Bug(manual_compact):replica lose manual compact finished status after replica migrate
Bug Report
Please answer these questions before submitting your issue. Thanks!
- What did you do? -Set a suitable time and let a table finish manual compact -View the progress of manual compaction,now is 100 -Stop a node -View the progress of manual compaction again ,now is 79 -Go to the alive nodes and view their logs,some replicas begin manual compact -View the progress of manual compaction again ,now is 91 -However some replica DO NOT manual compaction this day manual compaction progress stack in 91
So that , in our online envs,some pegasus users can not finish manual compact after replica migrate.
-
What did you expect to see? Replicas which finished manual compact can hold the status after replica migrate.
-
What version of Pegasus are you using? pegasus2.4
Is the issue still open? I'm interested to solve this issue. Could please tell some more details. Thanks in Advance
@ninsmiracle Each replica of a partition will do manual compaction independently, when one node shutdown, the other replicas on other nodes may not start or in progress manual compaction. What tools you were using to check the progress, could you leave some details? Thanks!

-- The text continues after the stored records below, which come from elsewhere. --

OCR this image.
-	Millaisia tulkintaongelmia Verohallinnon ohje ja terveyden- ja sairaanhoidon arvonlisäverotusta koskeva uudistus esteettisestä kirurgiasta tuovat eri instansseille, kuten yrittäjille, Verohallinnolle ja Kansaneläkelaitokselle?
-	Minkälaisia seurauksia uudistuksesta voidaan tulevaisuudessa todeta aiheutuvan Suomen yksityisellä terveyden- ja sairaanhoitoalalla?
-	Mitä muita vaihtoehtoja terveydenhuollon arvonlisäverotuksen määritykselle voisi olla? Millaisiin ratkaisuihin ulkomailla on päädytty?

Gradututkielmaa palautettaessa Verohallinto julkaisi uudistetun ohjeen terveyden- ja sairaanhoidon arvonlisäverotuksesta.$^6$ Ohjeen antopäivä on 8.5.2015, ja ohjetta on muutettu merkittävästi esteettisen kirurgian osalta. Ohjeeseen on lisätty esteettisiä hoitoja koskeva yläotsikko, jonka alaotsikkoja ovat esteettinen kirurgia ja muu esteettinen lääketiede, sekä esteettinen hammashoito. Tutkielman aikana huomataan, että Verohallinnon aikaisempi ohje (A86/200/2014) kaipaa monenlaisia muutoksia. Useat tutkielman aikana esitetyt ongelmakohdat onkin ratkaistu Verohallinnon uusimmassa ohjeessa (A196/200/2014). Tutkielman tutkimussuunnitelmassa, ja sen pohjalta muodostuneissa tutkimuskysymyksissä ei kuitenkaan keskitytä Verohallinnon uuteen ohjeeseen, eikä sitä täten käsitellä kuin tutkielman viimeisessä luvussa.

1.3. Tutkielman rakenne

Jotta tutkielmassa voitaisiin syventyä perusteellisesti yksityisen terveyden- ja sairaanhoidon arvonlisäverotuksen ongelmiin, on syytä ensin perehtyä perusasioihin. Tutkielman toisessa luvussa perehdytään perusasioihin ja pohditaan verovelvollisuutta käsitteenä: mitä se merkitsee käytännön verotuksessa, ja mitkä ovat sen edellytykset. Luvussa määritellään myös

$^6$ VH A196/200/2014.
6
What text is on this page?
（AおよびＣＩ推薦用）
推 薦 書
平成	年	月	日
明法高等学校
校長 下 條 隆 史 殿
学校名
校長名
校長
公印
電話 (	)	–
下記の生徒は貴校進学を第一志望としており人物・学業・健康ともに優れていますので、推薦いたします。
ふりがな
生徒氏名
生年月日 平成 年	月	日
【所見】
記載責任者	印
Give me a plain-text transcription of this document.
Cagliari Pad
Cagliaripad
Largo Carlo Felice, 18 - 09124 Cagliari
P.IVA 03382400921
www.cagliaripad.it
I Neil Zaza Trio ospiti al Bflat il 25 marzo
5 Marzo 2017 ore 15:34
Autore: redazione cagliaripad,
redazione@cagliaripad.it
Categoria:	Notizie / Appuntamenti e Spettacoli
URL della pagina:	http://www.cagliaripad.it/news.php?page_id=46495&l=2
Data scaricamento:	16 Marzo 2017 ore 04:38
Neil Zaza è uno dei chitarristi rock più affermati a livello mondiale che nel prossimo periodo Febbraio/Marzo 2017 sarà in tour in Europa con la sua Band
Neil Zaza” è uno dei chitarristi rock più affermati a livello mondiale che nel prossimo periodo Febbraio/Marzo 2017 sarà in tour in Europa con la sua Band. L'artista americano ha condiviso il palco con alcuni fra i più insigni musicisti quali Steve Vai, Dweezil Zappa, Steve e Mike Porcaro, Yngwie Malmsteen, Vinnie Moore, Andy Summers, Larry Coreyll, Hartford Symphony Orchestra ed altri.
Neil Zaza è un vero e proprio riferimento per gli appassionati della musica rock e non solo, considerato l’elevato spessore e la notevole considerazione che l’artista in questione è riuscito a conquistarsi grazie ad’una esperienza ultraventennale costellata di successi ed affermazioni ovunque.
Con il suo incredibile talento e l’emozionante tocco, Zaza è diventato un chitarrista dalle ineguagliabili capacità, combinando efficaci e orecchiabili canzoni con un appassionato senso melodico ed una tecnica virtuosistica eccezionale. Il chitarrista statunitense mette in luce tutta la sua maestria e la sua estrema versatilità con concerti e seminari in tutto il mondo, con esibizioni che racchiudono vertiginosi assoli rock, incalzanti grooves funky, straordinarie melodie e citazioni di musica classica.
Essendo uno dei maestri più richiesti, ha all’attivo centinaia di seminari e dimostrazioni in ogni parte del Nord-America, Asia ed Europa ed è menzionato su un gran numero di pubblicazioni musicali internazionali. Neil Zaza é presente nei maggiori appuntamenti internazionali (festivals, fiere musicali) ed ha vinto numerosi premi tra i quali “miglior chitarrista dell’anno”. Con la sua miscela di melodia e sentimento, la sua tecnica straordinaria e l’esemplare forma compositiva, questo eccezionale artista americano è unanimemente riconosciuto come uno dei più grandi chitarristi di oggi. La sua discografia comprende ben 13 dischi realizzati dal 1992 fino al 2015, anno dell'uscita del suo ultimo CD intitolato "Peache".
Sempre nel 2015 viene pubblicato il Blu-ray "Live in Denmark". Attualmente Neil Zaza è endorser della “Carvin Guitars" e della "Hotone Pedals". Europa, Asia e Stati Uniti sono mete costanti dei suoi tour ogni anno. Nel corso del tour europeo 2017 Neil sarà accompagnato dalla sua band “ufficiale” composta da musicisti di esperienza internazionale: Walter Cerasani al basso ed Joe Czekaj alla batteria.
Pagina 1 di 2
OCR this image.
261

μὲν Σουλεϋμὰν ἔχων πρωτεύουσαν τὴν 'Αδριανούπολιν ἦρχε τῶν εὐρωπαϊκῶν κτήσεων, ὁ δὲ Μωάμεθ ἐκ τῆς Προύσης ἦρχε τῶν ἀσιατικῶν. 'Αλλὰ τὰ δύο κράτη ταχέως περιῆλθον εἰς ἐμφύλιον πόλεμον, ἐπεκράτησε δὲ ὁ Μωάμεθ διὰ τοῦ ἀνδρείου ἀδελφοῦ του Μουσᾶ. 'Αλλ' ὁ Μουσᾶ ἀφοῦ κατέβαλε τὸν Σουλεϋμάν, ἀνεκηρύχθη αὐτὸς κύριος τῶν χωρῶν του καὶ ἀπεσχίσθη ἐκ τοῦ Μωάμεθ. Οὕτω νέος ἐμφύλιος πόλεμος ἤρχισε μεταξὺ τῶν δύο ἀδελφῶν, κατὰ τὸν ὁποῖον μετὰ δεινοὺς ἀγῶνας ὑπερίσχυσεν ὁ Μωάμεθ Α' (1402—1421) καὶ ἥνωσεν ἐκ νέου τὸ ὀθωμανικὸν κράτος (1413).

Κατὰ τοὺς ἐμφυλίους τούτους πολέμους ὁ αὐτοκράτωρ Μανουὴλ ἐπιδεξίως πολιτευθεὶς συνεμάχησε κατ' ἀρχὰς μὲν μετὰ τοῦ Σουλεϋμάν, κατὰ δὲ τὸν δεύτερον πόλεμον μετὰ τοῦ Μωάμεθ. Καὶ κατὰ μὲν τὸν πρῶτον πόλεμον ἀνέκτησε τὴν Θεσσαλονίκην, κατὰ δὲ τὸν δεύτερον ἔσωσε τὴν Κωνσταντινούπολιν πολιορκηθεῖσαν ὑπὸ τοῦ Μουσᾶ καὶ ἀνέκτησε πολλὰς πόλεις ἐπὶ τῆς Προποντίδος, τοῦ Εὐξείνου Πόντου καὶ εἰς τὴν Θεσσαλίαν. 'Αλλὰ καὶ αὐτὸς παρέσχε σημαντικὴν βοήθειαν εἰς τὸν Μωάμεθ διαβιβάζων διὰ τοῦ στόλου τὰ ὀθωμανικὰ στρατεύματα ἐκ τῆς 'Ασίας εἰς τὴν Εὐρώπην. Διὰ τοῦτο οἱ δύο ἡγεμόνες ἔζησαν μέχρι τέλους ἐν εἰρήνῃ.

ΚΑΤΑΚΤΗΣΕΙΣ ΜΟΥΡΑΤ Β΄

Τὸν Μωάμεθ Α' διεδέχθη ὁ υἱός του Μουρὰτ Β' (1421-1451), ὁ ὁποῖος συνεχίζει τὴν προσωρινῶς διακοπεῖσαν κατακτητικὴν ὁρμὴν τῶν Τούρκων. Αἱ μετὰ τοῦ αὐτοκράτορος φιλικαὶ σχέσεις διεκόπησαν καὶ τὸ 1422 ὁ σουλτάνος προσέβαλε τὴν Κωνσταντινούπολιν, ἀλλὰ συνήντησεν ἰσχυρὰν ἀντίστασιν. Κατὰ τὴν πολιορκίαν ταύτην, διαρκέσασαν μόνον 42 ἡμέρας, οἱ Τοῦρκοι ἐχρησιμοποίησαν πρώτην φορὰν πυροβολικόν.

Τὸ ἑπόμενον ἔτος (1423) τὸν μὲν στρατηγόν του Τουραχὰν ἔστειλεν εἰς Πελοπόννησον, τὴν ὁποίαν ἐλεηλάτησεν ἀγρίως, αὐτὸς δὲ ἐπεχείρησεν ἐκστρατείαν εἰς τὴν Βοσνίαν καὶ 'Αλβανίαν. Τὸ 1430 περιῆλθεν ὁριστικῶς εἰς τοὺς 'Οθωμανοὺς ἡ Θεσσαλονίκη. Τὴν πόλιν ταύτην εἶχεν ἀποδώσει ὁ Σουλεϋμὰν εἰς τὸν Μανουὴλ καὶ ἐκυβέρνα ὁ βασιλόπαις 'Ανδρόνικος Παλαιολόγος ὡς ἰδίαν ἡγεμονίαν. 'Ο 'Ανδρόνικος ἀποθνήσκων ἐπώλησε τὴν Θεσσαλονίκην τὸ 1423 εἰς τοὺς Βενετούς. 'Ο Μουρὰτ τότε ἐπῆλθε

I used admin-cli to check the manaul compaction progress. And this is the result I use manual-compaction query -a TABLE_NAME commond after manual compact begin or node stop:
And we can use pegasus http interface to check the replicas compact detail of target table.
curl YOUR_REPLICA_SERVER_IP:PORT/replica/manual_compaction?app_id=YOUR_APP_ID
We can observe that some replica keep idle status for a long time until it triggered the periodic manual compact time next day.
Is the issue still open? I'm interested to solve this issue. Could please tell some more details. Thanks in Advance
This is my way to recurrent this bug:
- Create a Pegasus table and input some data.
- Set the parameters of this Pegasus app by using
set_app_envs. To achieve our target, we should setmanual_compact.disabledtofalseand setmanual_compact.periodic.trigger_timeto a specific time, such as10:00.(when I do this job,it's 9:58.So that I can observe the result soon) - Build the admin-cli tool and use it to connect to our table.
- Use the
manual-compaction query -acommand to check the progress. We can see that it has reached 100. - Stop one node of our cluster.
- The progress will not be 100 anymore until the next day's
10:00.